It would appear the IRS has read Sun Tzu’s “The Art of War” and is applying his strategy of “avoiding what is strong to strike at what is weak.” Albeit compared to four years ago the real estate market is weak even if it is beginning to show signs of stability. So who better than to attack then embattled real estate investors who have seen their fortunes and cash flow shrink dramatically? The first assault began with the Health Care Reform Act and its requirement that real estate investors 1099 any person who is paid more than $600 during the year for service on their property. Now we find the Treasury General issuing a report encouraging the IRS to perform more audits of individual tax returns that report losses from rental real estate activity. The report can be found here.
According to the recent report, at least 53% of real estate investors misreported their activity in 2001 resulting in $12.4 billion in misreported income. Why all the attention? Taxes. The government needs money and who better to extract a pound of flesh from than cash strapped investors. Unfortunately this comes as no surprise given the recent tax court decision that found a real estate investor didn’t qualify as a real estate professional despite over 1000 hours of real estate activities.
As many of you already know a real estate investor can qualify as a real estate professional, i.e., material participation, if he spends more than 50% of his time in a real estate activity and more than 750 hours of service in such activity. Basically you do not have another full time job outside of your investing and your spend 750 documented hours on real estate activities.
One key factor in meeting this test is to treat all of your real estate activities as one by making an aggregation election on your individual tax return. If such an election is made then you may group all of your activities together in order to satisfy the 750-hour test. Lest you make this election the IRS will apply the 750-hour test on a per property basis.
The benefit of real estate professional status is the ability to deduct all of your real estate losses regardless of income. (You are not subject to the Passive Activity Loss Rules.) Unfortunately the rules are not what they appear when you have an aggressive IRS and a sympathetic court.

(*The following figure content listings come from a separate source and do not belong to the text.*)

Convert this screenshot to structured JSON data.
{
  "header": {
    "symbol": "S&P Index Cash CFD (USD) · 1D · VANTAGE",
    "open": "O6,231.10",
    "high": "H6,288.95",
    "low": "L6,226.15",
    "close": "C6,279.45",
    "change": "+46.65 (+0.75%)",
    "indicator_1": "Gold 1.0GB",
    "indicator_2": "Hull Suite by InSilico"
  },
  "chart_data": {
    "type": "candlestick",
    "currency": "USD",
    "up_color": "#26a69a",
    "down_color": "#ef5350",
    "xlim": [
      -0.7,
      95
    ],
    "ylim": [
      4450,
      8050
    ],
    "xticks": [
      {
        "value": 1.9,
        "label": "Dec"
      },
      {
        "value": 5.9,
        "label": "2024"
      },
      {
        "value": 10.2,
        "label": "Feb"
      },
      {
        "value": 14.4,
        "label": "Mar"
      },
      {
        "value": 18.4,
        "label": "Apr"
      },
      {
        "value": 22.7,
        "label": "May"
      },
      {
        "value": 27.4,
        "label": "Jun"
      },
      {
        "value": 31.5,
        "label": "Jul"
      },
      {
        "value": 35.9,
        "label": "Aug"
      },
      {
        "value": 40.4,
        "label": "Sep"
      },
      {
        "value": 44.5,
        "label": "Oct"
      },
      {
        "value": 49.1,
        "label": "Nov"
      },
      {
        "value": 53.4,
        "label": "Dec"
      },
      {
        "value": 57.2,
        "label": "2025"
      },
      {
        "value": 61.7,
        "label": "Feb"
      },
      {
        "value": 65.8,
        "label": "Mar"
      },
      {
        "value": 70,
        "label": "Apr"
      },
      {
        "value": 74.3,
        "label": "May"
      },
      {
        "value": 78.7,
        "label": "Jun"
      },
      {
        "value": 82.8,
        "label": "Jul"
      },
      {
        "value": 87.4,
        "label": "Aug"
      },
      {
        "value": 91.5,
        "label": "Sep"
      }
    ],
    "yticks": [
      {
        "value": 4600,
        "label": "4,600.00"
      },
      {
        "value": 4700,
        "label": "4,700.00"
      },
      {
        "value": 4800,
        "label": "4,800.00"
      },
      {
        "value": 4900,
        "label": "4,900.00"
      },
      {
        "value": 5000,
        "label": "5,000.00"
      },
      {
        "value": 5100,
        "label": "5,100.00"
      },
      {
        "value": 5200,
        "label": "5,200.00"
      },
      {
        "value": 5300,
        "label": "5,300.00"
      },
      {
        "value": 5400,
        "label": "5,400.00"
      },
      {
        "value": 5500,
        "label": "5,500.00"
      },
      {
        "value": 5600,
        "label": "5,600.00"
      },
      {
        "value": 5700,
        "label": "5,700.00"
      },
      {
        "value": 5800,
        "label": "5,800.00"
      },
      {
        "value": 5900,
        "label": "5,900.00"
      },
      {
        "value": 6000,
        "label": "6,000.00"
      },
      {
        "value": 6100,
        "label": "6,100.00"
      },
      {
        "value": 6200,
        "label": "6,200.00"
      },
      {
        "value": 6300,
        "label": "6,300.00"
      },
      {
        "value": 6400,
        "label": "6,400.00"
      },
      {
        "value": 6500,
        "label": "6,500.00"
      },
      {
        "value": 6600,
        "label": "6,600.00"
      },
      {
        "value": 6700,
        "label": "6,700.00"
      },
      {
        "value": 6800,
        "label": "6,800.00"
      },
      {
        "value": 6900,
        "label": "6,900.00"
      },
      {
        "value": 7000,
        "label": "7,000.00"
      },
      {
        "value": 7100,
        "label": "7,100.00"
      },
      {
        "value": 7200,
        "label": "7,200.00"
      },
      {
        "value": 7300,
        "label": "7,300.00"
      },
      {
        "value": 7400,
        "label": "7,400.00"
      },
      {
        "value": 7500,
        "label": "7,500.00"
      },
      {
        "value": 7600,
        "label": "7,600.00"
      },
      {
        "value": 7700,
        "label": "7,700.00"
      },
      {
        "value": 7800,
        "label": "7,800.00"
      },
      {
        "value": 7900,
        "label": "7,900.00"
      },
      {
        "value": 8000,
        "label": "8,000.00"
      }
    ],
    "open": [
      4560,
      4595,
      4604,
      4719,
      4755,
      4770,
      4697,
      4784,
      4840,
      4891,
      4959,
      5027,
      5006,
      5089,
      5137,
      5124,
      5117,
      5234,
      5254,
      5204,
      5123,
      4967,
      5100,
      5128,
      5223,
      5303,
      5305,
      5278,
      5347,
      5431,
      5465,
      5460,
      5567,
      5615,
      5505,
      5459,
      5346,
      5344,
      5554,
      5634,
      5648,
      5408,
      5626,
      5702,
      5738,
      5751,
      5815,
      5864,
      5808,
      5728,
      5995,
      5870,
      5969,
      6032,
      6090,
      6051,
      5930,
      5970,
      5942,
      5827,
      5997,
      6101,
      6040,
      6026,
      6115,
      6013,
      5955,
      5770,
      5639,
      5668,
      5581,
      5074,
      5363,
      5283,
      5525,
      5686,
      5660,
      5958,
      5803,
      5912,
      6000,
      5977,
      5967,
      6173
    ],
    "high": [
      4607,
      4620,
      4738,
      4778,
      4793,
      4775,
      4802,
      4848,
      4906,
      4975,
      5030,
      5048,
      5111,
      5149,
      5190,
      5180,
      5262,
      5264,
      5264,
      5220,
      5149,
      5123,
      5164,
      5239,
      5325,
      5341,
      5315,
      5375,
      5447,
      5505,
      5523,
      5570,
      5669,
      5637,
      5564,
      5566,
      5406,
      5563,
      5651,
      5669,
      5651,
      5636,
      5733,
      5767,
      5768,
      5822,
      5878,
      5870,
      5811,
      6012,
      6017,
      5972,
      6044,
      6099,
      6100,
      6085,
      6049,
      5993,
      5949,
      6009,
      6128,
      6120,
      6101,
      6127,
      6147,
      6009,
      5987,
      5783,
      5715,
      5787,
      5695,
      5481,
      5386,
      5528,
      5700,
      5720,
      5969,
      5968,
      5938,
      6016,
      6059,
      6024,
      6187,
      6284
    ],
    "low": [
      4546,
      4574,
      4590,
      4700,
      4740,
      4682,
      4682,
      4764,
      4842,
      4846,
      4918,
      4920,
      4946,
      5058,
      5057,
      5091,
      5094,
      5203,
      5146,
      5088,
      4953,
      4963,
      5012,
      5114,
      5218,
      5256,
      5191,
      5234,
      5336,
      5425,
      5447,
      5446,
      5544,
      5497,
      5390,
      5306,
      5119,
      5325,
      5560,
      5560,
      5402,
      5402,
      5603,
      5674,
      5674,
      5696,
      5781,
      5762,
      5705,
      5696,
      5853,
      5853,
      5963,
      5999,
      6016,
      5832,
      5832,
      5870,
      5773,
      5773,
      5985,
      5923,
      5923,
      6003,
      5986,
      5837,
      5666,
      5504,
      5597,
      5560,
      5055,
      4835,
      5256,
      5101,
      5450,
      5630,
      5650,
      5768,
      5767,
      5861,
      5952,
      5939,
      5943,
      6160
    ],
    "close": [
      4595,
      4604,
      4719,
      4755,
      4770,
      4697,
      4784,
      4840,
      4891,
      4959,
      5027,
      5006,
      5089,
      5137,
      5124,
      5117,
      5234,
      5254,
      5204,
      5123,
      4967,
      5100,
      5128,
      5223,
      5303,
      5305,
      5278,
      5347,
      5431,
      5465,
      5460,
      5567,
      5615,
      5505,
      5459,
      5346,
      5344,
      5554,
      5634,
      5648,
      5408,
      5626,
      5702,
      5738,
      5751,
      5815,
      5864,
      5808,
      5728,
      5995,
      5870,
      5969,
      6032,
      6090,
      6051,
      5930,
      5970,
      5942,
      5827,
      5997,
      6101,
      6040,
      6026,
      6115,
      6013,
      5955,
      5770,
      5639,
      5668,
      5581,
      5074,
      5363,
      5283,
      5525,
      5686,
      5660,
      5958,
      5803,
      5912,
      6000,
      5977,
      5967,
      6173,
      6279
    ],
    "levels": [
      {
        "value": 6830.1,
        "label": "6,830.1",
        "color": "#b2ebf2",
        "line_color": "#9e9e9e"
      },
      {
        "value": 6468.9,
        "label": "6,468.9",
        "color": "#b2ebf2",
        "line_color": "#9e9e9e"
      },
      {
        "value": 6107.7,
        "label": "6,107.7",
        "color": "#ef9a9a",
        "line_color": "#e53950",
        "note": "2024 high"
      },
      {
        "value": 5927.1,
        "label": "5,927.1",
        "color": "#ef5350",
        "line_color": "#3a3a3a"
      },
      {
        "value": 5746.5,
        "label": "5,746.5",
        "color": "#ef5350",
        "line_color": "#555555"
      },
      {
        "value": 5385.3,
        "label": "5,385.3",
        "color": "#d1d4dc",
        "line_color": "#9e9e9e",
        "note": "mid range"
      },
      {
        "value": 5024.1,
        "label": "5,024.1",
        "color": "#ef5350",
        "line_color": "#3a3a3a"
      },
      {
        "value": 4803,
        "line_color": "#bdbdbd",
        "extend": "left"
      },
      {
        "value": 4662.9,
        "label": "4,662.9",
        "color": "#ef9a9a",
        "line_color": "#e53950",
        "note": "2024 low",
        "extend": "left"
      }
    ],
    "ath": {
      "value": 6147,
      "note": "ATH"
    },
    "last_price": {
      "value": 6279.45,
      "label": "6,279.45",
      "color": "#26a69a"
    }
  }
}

Consider the recent decision of Bailey v. CIR. In this case Pamela Bailey operated a number of rental properties that she owned jointly with her husband, Todd, an emergency room physician. She wasn’t engaged in any other activity besides running the rental properties. For 2004, Pamela spent a total of 1,003 hours on the properties. 324 of those hours were spent running a property called “the Inn” that was offered on a short-term rental basis to overnight lodgers, usually for about three days at a time. The Baileys incurred losses on their real estate properties and this loss offset Mr. Bailey’s income.
The IRS successfully argued that Pamela’s 324 hours spent on the Inn should be counted for purposes of the 750-hour real estate professional test. In a perverse ruling the court accepted the IRS’s position based not on the Internal Revenue Code but on its regulations to find that the short-term rental use of the Inn did not count toward the 750-hour requirement. Thus, Pamela’s hours of participation dropped to 679 which is short of her 750-hour requirement.
Lessons to be learned from this case and recent governmental activity – if you are down and seen as an easy target the IRS will take a bite. Your best defense is to adequately document all of your real estate activities, however minor, and make the proper aggregation election on your tax return.